Monitoring Callbacks¶
These callbacks give all sorts of useful information during training.
Print Table Metrics¶
This callback prints training metrics to a table. It’s very bare-bones for speed purposes.
- class pl_bolts.callbacks.printing.PrintTableMetricsCallback[source]
Bases:
pytorch_lightning.callbacks.callback.Callback
Warning
The feature PrintTableMetricsCallback is currently marked under review. The compatibility with other Lightning projects is not guaranteed and API may change at any time. The API and functionality may change without warning in future releases. More details: https://lightning-bolts.readthedocs.io/en/latest/stability.html
Prints a table with the metrics in columns on every epoch end.
Example:
from pl_bolts.callbacks import PrintTableMetricsCallback callback = PrintTableMetricsCallback()
Pass into trainer like so:
trainer = pl.Trainer(callbacks=[callback]) trainer.fit(...) # ------------------------------ # at the end of every epoch it will print # ------------------------------ # loss│train_loss│val_loss│epoch # ────────────────────────────── # 2.2541470527648926│2.2541470527648926│2.2158432006835938│0
- on_train_epoch_end(trainer, pl_module)[source]
Called when the train epoch ends.
To access all batch outputs at the end of the epoch, either:
Implement training_epoch_end in the LightningModule and access outputs via the module OR
Cache data across train batch hooks inside the callback implementation to post-process in this hook.
- Return type
Data Monitoring in LightningModule¶
The data monitoring callbacks allow you to log and inspect the distribution of data that passes through
the training step and layers of the model. When used in combination with a supported logger, the
TrainingDataMonitor
creates a histogram for each batch input in
training_step()
and sends it to the logger:
from pl_bolts.callbacks import TrainingDataMonitor
from pytorch_lightning import Trainer
# log the histograms of input data sent to LightningModule.training_step
monitor = TrainingDataMonitor(log_every_n_steps=25)
model = YourLightningModule()
trainer = Trainer(callbacks=[monitor])
trainer.fit()
The second, more advanced ModuleDataMonitor
callback tracks histograms for the data that passes through
the model itself and its submodules, i.e., it tracks all .forward() calls and registers the in- and outputs.
You can track all or just a selection of submodules:
from pl_bolts.callbacks import ModuleDataMonitor
from pytorch_lightning import Trainer
# log the in- and output histograms of LightningModule's `forward`
monitor = ModuleDataMonitor()
# all submodules in LightningModule
monitor = ModuleDataMonitor(submodules=True)
# specific submodules
monitor = ModuleDataMonitor(submodules=["generator", "generator.conv1"])
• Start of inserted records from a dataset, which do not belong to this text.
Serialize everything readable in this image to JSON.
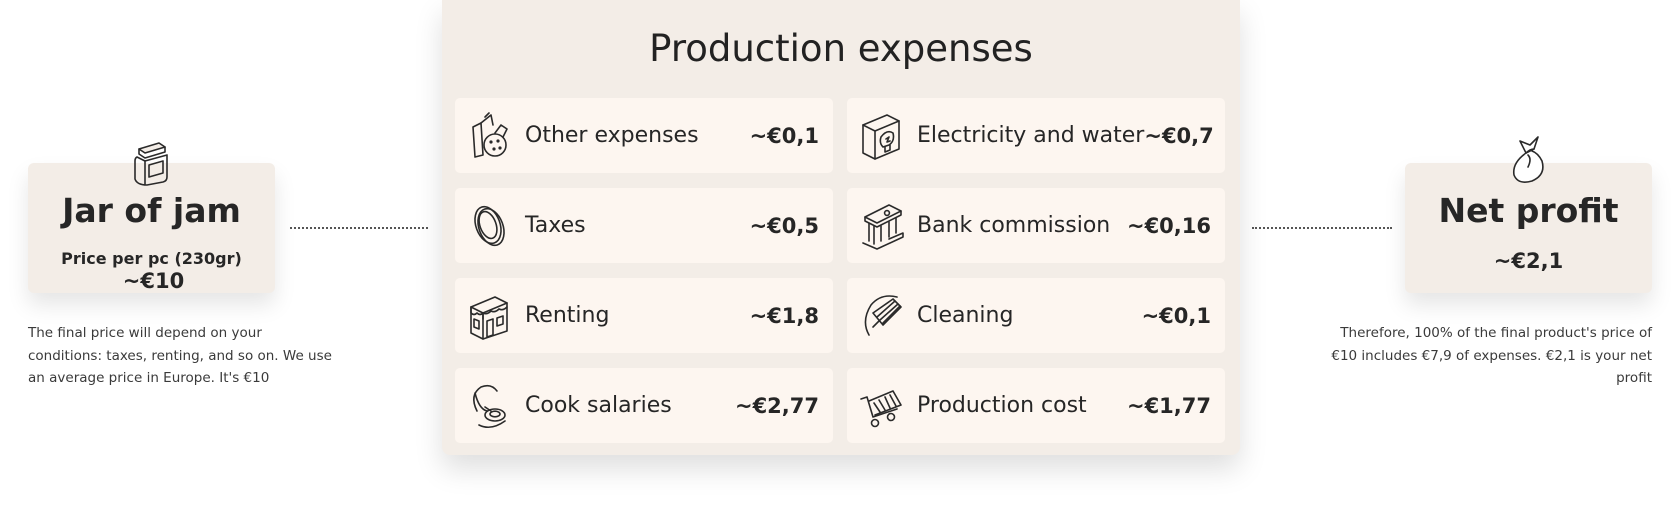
{
  "jar": {
    "icon": "jar-icon",
    "title": "Jar of jam",
    "price_label": "Price per pc (230gr)",
    "price_value": "~€10",
    "note": "The final price will depend on your conditions: taxes, renting, and so on. We use an average price in Europe. It's €10"
  },
  "expenses": {
    "title": "Production expenses",
    "items": [
      {
        "icon": "cookie-bag-icon",
        "label": "Other expenses",
        "amount": "~€0,1"
      },
      {
        "icon": "bulb-icon",
        "label": "Electricity and water",
        "amount": "~€0,7"
      },
      {
        "icon": "coin-icon",
        "label": "Taxes",
        "amount": "~€0,5"
      },
      {
        "icon": "bank-icon",
        "label": "Bank commission",
        "amount": "~€0,16"
      },
      {
        "icon": "shop-icon",
        "label": "Renting",
        "amount": "~€1,8"
      },
      {
        "icon": "broom-icon",
        "label": "Cleaning",
        "amount": "~€0,1"
      },
      {
        "icon": "ladle-icon",
        "label": "Cook salaries",
        "amount": "~€2,77"
      },
      {
        "icon": "cart-icon",
        "label": "Production cost",
        "amount": "~€1,77"
      }
    ]
  },
  "profit": {
    "icon": "money-bag-icon",
    "title": "Net profit",
    "value": "~€2,1",
    "note": "Therefore, 100% of the final product's price of €10 includes €7,9 of expenses. €2,1 is your net profit"
  }
}
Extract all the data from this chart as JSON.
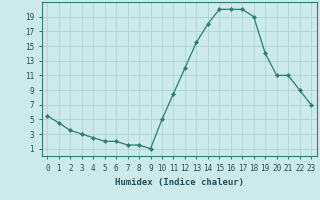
{
  "x": [
    0,
    1,
    2,
    3,
    4,
    5,
    6,
    7,
    8,
    9,
    10,
    11,
    12,
    13,
    14,
    15,
    16,
    17,
    18,
    19,
    20,
    21,
    22,
    23
  ],
  "y": [
    5.5,
    4.5,
    3.5,
    3,
    2.5,
    2,
    2,
    1.5,
    1.5,
    1,
    5,
    8.5,
    12,
    15.5,
    18,
    20,
    20,
    20,
    19,
    14,
    11,
    11,
    9,
    7
  ],
  "line_color": "#2e7d6e",
  "marker": "D",
  "marker_size": 2,
  "background_color": "#cceaea",
  "grid_color": "#aad4d4",
  "xlabel": "Humidex (Indice chaleur)",
  "xlim": [
    -0.5,
    23.5
  ],
  "ylim": [
    0,
    21
  ],
  "yticks": [
    1,
    3,
    5,
    7,
    9,
    11,
    13,
    15,
    17,
    19
  ],
  "xticks": [
    0,
    1,
    2,
    3,
    4,
    5,
    6,
    7,
    8,
    9,
    10,
    11,
    12,
    13,
    14,
    15,
    16,
    17,
    18,
    19,
    20,
    21,
    22,
    23
  ],
  "font_color": "#1e5060",
  "tick_fontsize": 5.5,
  "xlabel_fontsize": 6.5
}
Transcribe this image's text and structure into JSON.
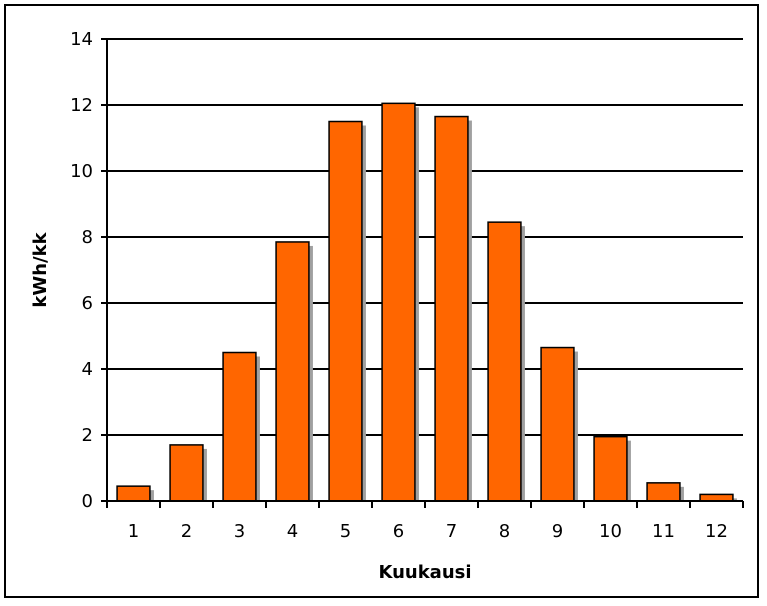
{
  "chart_data": {
    "type": "bar",
    "categories": [
      "1",
      "2",
      "3",
      "4",
      "5",
      "6",
      "7",
      "8",
      "9",
      "10",
      "11",
      "12"
    ],
    "values": [
      0.45,
      1.7,
      4.5,
      7.85,
      11.5,
      12.05,
      11.65,
      8.45,
      4.65,
      1.95,
      0.55,
      0.2
    ],
    "title": "",
    "xlabel": "Kuukausi",
    "ylabel": "kWh/kk",
    "ylim": [
      0,
      14
    ],
    "yticks": [
      "0",
      "2",
      "4",
      "6",
      "8",
      "10",
      "12",
      "14"
    ],
    "grid": true,
    "legend": "none",
    "bar_color": "#FF6600",
    "bar_shadow_color": "#A0A0A0"
  }
}
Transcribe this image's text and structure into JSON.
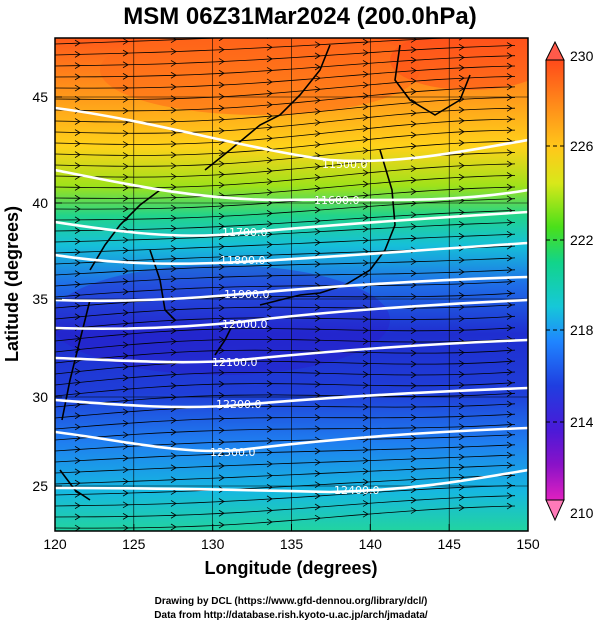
{
  "title": "MSM 06Z31Mar2024 (200.0hPa)",
  "x_axis": {
    "label": "Longitude (degrees)",
    "range": [
      120,
      150
    ],
    "ticks": [
      "120",
      "125",
      "130",
      "135",
      "140",
      "145",
      "150"
    ]
  },
  "y_axis": {
    "label": "Latitude  (degrees)",
    "range": [
      22.5,
      47.8
    ],
    "ticks": [
      "25",
      "30",
      "35",
      "40",
      "45"
    ]
  },
  "colorbar": {
    "range": [
      210,
      230
    ],
    "ticks": [
      "230",
      "226",
      "222",
      "218",
      "214",
      "210"
    ],
    "colors": [
      "#ff4aa0",
      "#c015c8",
      "#4a1ad8",
      "#1f3ee0",
      "#1f85ff",
      "#16c8d8",
      "#12d48a",
      "#22d422",
      "#b8e81a",
      "#ffd21a",
      "#ff9a1a",
      "#ff4a1a"
    ]
  },
  "contours": [
    {
      "label": "11500.0"
    },
    {
      "label": "11600.0"
    },
    {
      "label": "11700.0"
    },
    {
      "label": "11800.0"
    },
    {
      "label": "11900.0"
    },
    {
      "label": "12000.0"
    },
    {
      "label": "12100.0"
    },
    {
      "label": "12200.0"
    },
    {
      "label": "12300.0"
    },
    {
      "label": "12400.0"
    }
  ],
  "credits": [
    "Drawing by DCL (https://www.gfd-dennou.org/library/dcl/)",
    "Data from http://database.rish.kyoto-u.ac.jp/arch/jmadata/"
  ]
}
model = YourLightningModule()
trainer = Trainer(callbacks=[monitor])
trainer.fit()
This is especially useful for debugging the data flow in complex models and to identify numerical instabilities.
Model Verification¶
Gradient-Check for Batch-Optimization¶
Gradient descent over a batch of samples can not only benefit the optimization but also leverages data parallelism. However, one has to be careful not to mix data across the batch dimension. Only a small error in a reshape or permutation operation results in the optimization getting stuck and you won’t even get a runtime error. How can one tell if the model mixes data in the batch? A simple trick is to do the following:
run the model on an example batch (can be random data)
get the output batch and select the n-th sample (choose n)
compute a dummy loss value of only that sample and compute the gradient w.r.t the entire input batch
observe that only the i-th sample in the input batch has non-zero gradient
If the gradient is non-zero for the other samples in the batch, it means the forward pass of the model is mixing data!
The BatchGradientVerificationCallback
does all of that for you before training begins.
from pytorch_lightning import Trainer
from pl_bolts.callbacks import BatchGradientVerificationCallback
model = YourLightningModule()
verification = BatchGradientVerificationCallback()
trainer = Trainer(callbacks=[verification])
trainer.fit(model)
This Callback will warn the user with the following message in case data mixing inside the batch is detected:
Your model is mixing data across the batch dimension.
This can lead to wrong gradient updates in the optimizer.
Check the operations that reshape and permute tensor dimensions in your model.
A non-Callback version
BatchGradientVerification
that works with any PyTorch Module
is also available:
from pl_bolts.utils import BatchGradientVerification
model = YourPyTorchModel()
verification = BatchGradientVerification(model)
valid = verification.check(input_array=torch.rand(2, 3, 4), sample_idx=1)
In this example we run the test on a batch size 2 by inspecting gradients on the second sample.